Nascido em 22 de junho de 1947 em uma família de comerciantes de vinho em Beaune, no centro-leste da França, ele se formou em filosofia e antropologia. Depois, lecionou em escolas de engenharia na França, mas também no exterior, principalmente na Alemanha e nos Estados Unidos, onde foi professor visitante em Harvard.

Foi um dos primeiros intelectuais a perceber a importância do pensamento ecológico. No entanto, foi reconhecido acima de tudo nos Estados Unidos e na Inglaterra, e vários de seus trabalhos foram publicados pela primeira vez em inglês.

O conjunto de sua obra recebeu o Prêmio Holberg em 2013 e o Prêmio Kyoto em 2021. Segundo o júri do Prêmio Holberg de Ciências Sociais, Latour era "criativo, bem-humorado e imprevisível". Ele também foi descrito pelo jornal New York Times em 2018 como o "mais famoso e incompreendido dos filósofos franceses".

O intelectual interessava-se, entre outros assuntos, por questões de gestão e organização de pesquisa e, em geral, pela forma como a sociedade produz valores e verdades.

Entre suas obras traduzidas para o português estão "Onde Estou: Lições do Confinamento Para Uso dos Terrestres" (ed. Bazar do Tempo, 2021), "Júbilo ou os Tormentos do Discurso Religioso" (ed. Unesp, 2020) e "Políticas da Natureza: Como Associar as Ciências à Democracia" (ed. Unesp, 2018).

Após o anúncio de sua morte, o presidente francês Emmanuel Macron fez um elogio no Twitter, definindo Latour como "um espírito humanista e plural, reconhecido em todo o mundo antes de ser reconhecido na França".

O filósofo francês Bruno Latour posa para foto após receber o Prêmio Holberg, em 2013 - Tor Erik H. Mathiesen/AFP

Em entrevista para a Folha em 2020, ele afirmou que, se o Brasil achar a solução para si, vai salvar o resto do mundo.

Na ocasião, conectou as múltiplas crises que vivemos com o dilema ambiental —que para ele não era mais uma crise, mas uma mutação— e defendeu que o negacionismo climático iniciado nos anos 1990 está na raiz do escapismo da realidade, fenômeno que teria levado às eleições de Donald Trump e de Jair Bolsonaro e que se refletiu na negação da pandemia de Covid-19.

Para ele, nenhum outro país enfrenta sobreposição de crises tão extremas quanto o Brasil. Segundo ele, o país é "onde está visível tudo aquilo que vai ser importante nas próximas décadas".

No ano passado, ele disse à agência de notícias AFP que as mudanças climáticas e a crise da pandemia revelaram uma luta entre "classes geossociais". "O capitalismo cavou sua própria sepultura.
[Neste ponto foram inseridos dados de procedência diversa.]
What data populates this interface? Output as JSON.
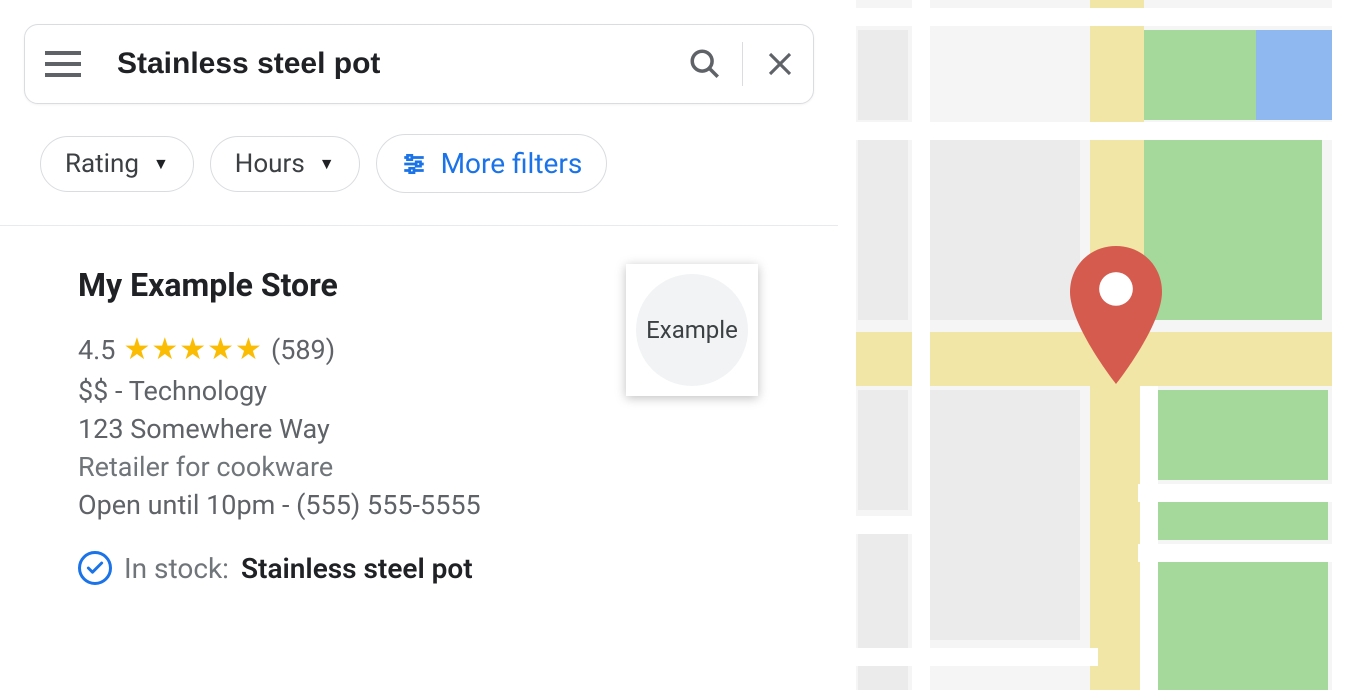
{
  "search": {
    "query": "Stainless steel pot"
  },
  "filters": {
    "rating_label": "Rating",
    "hours_label": "Hours",
    "more_label": "More filters"
  },
  "listing": {
    "name": "My Example Store",
    "rating": "4.5",
    "stars": "★★★★★",
    "review_count": "(589)",
    "price": "$$",
    "separator": " - ",
    "category": "Technology",
    "address": "123 Somewhere Way",
    "description": "Retailer for cookware",
    "hours": "Open until 10pm",
    "hp_separator": " - ",
    "phone": "(555) 555-5555",
    "instock_label": "In stock:",
    "instock_product": "Stainless steel pot",
    "thumb_text": "Example"
  },
  "colors": {
    "accent_blue": "#1a73e8",
    "star_yellow": "#fbbc04",
    "pin_red": "#d55b4e"
  }
}
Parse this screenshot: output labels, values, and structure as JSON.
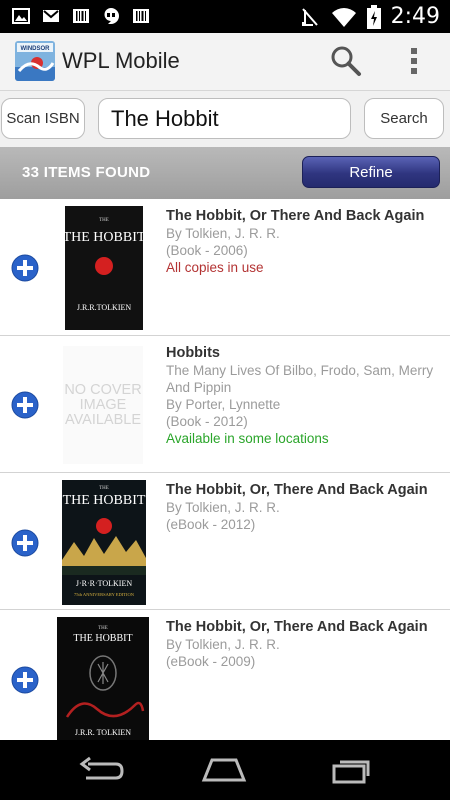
{
  "status_bar": {
    "time": "2:49",
    "icons": [
      "image-notification-icon",
      "gmail-icon",
      "barcode-icon",
      "hangouts-icon",
      "barcode-icon",
      "mute-icon",
      "wifi-icon",
      "battery-charging-icon"
    ]
  },
  "app": {
    "title": "WPL Mobile",
    "logo_text": "WINDSOR PUBLIC LIBRARY"
  },
  "search": {
    "scan_label": "Scan ISBN",
    "query": "The Hobbit",
    "search_label": "Search"
  },
  "results": {
    "count_label": "33 ITEMS FOUND",
    "refine_label": "Refine",
    "items": [
      {
        "title": "The Hobbit, Or There And Back Again",
        "author": "By Tolkien, J. R. R.",
        "format": "(Book - 2006)",
        "status": "All copies in use",
        "cover": {
          "title": "THE HOBBIT",
          "author": "J.R.R.TOLKIEN"
        }
      },
      {
        "title": "Hobbits",
        "subtitle": "The Many Lives Of Bilbo, Frodo, Sam, Merry And Pippin",
        "author": "By Porter, Lynnette",
        "format": "(Book - 2012)",
        "status": "Available in some locations",
        "cover": {
          "placeholder": "NO COVER IMAGE AVAILABLE"
        }
      },
      {
        "title": "The Hobbit, Or, There And Back Again",
        "author": "By Tolkien, J. R. R.",
        "format": "(eBook - 2012)",
        "cover": {
          "title": "THE HOBBIT",
          "author": "J·R·R·TOLKIEN",
          "edition": "75th ANNIVERSARY EDITION"
        }
      },
      {
        "title": "The Hobbit, Or, There And Back Again",
        "author": "By Tolkien, J. R. R.",
        "format": "(eBook - 2009)",
        "cover": {
          "title": "THE HOBBIT",
          "author": "J.R.R. TOLKIEN"
        }
      }
    ]
  },
  "nav": {
    "icons": [
      "back-icon",
      "home-icon",
      "recent-apps-icon"
    ]
  },
  "colors": {
    "refine": "#2f3580",
    "add": "#2a62c9",
    "unavailable": "#b33333",
    "available": "#2aa52a"
  }
}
Agora trata-se de repará-la", disse ele.

Ele resumiu seu trabalho para o público em geral em algumas de suas obras e ampliou seu número de leitores com ensaios sobre política.

Num desses trabalhos, defendeu a hipótese de que "há 50 anos não entendemos nada sobre posições políticas, se não dermos um lugar central à questão do clima e sua negação".

"É como se grande parte das classes dominantes tivesse chegado à conclusão de que não haveria mais espaço na Terra para eles e para o resto de seus habitantes. Isso explicaria a explosão das desigualdades, o grau de desregulamentação, críticas à globalização e, sobretudo, o desejo desesperado de voltar às velhas proteções do Estado nacional", segundo ele.

Ele também foi um dos idealizadores da teoria, nova na sociologia, do "ator-rede", que leva em conta, para além dos humanos, objetos (ou "não humanos") e discursos, sendo estes também considerados "atores".

Latour era casado com a musicista Chantal Latour e deixa dois filhos.